Aftercare Instructions, a debut full of heart and hope, follows Gen on a big-hearted journey from dorm rooms to diners to underground theaters—and ultimately, right into readers' hearts.
APPLE BOOKS REVIEW
We can’t overstate how much we LOVED Bonnie Pipkin’s debut novel. The story starts with teenager Genesis Johnson having an abortion after getting pregnant with her Christian boyfriend, Peter. But that dramatic episode is just the backdrop for a journey of self-discovery that forces Gen to reevaluate her relationships and digest the enormity of a tragedy that’s befallen her family. Alongside gorgeously written, funny, and poignant scenes that take Gen from her small New Jersey town to Brooklyn lofts and an experimental East Village theater, Pipkin provides flashbacks of Genesis and Peter’s story told as a dramatic play.
As Pipkin's sensitive and big-hearted debut opens, 17-year-old Genesis Johnson has been abandoned at Planned Parenthood by her boyfriend, Peter, while she's getting an abortion. After, Genesis veers from place to place and friend to friend seeking solace, grieving, despairing, and raging at Peter, who seems to have disappeared at the most vulnerable moment of her life.

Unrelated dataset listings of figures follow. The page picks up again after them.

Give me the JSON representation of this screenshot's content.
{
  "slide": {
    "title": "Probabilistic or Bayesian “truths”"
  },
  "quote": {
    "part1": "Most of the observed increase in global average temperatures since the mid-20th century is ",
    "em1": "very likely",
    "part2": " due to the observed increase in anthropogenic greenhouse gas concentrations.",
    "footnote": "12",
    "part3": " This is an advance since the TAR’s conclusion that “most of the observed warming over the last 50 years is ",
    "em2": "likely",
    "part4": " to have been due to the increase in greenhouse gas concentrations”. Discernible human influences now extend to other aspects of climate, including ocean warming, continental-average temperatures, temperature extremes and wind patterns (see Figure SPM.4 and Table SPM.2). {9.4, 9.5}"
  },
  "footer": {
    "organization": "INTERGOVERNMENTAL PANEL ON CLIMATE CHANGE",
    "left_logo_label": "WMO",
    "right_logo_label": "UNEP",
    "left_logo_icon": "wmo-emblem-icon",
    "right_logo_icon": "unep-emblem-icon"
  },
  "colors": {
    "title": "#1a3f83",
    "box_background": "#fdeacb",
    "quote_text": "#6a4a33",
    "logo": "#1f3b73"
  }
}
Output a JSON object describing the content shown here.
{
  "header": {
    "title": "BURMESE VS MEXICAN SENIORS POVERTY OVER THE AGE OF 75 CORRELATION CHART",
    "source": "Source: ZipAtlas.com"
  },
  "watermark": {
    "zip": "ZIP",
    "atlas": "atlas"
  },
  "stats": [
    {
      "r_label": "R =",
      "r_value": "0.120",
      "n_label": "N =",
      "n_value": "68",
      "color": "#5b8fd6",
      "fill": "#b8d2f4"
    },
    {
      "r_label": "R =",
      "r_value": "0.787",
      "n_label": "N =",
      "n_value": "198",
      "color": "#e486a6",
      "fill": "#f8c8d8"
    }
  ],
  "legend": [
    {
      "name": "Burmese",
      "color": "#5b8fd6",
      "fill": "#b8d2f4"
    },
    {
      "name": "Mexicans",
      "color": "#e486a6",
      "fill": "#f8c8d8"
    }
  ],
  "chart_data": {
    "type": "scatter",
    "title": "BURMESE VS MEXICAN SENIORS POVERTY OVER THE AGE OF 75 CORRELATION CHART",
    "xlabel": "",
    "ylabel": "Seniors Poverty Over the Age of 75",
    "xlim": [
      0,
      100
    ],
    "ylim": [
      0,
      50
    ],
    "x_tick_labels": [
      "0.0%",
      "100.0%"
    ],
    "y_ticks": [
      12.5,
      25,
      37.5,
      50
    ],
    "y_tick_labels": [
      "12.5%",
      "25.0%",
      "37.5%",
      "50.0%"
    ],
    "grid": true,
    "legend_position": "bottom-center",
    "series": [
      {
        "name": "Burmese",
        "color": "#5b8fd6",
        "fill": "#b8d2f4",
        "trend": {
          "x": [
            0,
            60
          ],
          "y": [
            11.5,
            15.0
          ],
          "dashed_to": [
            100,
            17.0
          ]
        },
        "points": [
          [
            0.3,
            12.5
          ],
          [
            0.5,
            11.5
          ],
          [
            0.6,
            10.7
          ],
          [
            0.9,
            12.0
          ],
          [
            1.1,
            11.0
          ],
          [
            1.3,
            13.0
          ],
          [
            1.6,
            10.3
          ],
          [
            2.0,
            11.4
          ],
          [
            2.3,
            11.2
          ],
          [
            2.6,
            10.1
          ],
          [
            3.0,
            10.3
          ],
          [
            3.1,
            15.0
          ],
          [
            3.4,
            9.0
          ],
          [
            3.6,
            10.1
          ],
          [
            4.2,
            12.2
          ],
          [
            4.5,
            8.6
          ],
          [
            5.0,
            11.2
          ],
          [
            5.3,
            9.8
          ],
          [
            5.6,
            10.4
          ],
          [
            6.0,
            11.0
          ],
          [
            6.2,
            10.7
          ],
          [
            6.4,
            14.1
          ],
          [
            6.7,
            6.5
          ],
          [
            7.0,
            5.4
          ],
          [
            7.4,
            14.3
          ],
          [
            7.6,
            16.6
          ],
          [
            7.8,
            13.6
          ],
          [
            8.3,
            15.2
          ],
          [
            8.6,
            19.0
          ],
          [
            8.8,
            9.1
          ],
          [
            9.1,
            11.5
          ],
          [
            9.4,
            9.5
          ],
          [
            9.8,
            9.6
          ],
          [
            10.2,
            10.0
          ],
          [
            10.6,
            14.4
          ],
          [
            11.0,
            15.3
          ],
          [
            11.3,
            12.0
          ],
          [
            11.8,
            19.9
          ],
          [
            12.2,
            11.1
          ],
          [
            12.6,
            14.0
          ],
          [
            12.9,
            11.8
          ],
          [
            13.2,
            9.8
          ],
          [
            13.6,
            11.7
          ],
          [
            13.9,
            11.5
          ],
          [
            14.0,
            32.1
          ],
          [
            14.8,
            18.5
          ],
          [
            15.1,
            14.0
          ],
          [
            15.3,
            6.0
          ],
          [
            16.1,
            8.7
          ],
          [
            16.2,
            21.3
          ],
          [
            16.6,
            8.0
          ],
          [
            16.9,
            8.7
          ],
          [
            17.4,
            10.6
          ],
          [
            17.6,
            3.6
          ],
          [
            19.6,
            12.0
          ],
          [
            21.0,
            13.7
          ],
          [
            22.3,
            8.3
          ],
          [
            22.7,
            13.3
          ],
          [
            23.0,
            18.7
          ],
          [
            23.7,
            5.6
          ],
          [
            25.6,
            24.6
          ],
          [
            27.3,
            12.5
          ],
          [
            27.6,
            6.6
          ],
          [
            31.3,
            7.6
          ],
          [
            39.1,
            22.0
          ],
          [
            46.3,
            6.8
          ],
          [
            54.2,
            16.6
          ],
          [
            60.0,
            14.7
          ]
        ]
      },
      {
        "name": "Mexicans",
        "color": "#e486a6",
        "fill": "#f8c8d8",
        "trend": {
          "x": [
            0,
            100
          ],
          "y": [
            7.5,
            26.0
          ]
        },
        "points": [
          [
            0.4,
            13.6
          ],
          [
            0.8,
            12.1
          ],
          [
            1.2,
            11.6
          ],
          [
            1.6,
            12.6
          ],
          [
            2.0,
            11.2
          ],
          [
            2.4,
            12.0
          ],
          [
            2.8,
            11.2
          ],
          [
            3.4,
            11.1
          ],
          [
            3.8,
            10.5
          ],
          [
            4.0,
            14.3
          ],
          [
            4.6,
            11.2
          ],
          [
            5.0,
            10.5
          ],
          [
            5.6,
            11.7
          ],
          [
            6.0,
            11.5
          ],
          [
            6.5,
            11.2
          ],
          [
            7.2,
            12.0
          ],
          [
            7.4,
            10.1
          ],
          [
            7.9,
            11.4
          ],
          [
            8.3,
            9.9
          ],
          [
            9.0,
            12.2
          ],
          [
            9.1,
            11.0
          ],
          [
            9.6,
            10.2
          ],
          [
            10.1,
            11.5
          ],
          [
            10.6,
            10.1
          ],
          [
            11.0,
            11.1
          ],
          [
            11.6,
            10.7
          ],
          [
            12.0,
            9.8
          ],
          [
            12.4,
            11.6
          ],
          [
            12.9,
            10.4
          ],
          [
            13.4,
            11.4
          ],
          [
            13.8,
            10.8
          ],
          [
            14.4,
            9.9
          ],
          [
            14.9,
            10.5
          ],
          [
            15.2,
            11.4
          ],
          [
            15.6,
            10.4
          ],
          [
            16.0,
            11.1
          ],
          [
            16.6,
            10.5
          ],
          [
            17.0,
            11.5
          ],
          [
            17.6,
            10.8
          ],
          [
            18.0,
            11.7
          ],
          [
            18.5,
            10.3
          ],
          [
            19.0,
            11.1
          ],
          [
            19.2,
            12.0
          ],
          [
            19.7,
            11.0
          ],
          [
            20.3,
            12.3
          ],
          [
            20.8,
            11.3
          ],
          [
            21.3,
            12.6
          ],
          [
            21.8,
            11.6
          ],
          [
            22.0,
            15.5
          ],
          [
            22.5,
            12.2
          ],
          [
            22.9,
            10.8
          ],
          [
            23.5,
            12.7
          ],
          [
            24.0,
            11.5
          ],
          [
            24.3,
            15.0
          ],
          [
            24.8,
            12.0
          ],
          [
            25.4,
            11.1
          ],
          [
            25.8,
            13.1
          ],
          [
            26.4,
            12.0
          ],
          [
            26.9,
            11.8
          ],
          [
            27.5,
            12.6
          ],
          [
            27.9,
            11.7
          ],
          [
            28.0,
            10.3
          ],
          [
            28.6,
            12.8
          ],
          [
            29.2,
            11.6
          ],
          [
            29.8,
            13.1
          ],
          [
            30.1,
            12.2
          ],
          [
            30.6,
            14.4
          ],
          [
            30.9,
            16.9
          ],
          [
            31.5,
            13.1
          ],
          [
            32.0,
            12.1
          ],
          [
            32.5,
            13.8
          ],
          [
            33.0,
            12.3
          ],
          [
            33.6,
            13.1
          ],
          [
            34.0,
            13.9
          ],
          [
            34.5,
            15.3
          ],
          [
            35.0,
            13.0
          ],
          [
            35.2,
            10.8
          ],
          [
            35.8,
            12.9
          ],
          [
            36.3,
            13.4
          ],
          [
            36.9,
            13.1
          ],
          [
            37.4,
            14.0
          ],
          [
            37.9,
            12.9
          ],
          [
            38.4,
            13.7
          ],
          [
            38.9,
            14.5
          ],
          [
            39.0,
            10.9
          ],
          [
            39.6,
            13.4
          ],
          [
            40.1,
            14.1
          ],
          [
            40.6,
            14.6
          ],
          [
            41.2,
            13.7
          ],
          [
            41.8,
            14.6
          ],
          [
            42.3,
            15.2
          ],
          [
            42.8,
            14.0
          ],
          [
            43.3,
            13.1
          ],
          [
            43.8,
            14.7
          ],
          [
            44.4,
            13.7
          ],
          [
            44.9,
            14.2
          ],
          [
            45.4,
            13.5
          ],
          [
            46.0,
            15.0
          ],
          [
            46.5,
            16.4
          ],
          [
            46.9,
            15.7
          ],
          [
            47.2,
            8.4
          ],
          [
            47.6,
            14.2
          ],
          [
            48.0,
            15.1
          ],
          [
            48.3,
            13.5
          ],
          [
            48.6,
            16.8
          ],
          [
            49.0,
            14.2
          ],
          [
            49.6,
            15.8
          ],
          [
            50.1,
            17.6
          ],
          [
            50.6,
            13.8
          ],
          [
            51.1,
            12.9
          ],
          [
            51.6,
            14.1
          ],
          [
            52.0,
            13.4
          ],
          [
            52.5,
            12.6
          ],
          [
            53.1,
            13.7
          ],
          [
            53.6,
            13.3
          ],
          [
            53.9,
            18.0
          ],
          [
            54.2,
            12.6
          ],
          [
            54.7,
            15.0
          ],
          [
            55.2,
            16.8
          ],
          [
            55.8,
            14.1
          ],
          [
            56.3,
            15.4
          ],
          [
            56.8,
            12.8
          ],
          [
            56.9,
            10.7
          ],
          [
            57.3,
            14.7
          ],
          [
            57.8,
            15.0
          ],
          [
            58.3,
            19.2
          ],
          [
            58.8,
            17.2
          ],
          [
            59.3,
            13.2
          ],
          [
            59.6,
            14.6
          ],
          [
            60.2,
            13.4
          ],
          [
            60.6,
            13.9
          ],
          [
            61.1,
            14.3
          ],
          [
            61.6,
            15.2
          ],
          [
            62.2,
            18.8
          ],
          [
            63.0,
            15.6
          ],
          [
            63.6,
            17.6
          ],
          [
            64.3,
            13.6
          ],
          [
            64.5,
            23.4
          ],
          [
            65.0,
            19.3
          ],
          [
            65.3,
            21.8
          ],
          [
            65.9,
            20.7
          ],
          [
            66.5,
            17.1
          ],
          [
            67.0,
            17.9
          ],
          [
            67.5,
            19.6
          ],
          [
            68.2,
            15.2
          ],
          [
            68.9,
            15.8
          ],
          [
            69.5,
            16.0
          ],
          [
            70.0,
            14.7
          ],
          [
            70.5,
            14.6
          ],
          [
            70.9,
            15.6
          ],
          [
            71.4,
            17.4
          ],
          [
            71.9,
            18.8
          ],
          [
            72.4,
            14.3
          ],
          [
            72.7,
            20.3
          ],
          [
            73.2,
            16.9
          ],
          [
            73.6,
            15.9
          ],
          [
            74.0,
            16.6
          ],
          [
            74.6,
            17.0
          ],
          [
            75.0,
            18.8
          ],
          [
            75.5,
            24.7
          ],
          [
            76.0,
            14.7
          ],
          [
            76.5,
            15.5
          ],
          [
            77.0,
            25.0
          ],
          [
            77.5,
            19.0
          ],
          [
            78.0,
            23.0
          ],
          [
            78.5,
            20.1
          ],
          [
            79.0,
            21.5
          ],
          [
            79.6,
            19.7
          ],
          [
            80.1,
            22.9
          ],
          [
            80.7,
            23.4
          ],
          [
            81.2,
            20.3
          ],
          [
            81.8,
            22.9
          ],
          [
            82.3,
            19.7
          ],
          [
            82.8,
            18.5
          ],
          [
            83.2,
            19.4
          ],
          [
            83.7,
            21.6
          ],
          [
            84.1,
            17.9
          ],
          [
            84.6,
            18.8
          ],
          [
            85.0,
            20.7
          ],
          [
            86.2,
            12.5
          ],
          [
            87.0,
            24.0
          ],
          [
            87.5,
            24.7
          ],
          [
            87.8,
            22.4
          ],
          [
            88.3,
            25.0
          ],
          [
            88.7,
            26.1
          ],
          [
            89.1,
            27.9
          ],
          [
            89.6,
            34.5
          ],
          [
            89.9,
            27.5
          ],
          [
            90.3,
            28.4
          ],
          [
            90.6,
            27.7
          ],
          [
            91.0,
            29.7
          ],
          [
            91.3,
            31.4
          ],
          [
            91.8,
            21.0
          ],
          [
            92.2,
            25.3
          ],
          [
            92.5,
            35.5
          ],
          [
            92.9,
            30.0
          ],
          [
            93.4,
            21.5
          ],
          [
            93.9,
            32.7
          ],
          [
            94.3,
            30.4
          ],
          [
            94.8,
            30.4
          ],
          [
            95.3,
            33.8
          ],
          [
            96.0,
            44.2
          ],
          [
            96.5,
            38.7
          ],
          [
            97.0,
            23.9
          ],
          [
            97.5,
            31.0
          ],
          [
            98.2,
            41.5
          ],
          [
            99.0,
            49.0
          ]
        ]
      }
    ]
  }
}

Pipkin's chapters are framed by postabortion instructions ("Talk to Someone If You Experience Feelings of Detachment"), and screenplay-style scenes, interspersed throughout, recount how Genesis and Peter fell in love. These dueling formats powerfully underscore what feels like an unbridgeable divide between then and now for Genesis, while amplifying the role theater plays in her life: downtown New York City shows were a point of connection between her and her late father, and she auditions for a role at the urging of a boy she hooks up with during an anger-fueled bender. Genesis's conflicted relationships with her mother, grandparents, and friends are as engrossing as her breakup with Peter, and her story packs a big emotional punch. Ages 12 up.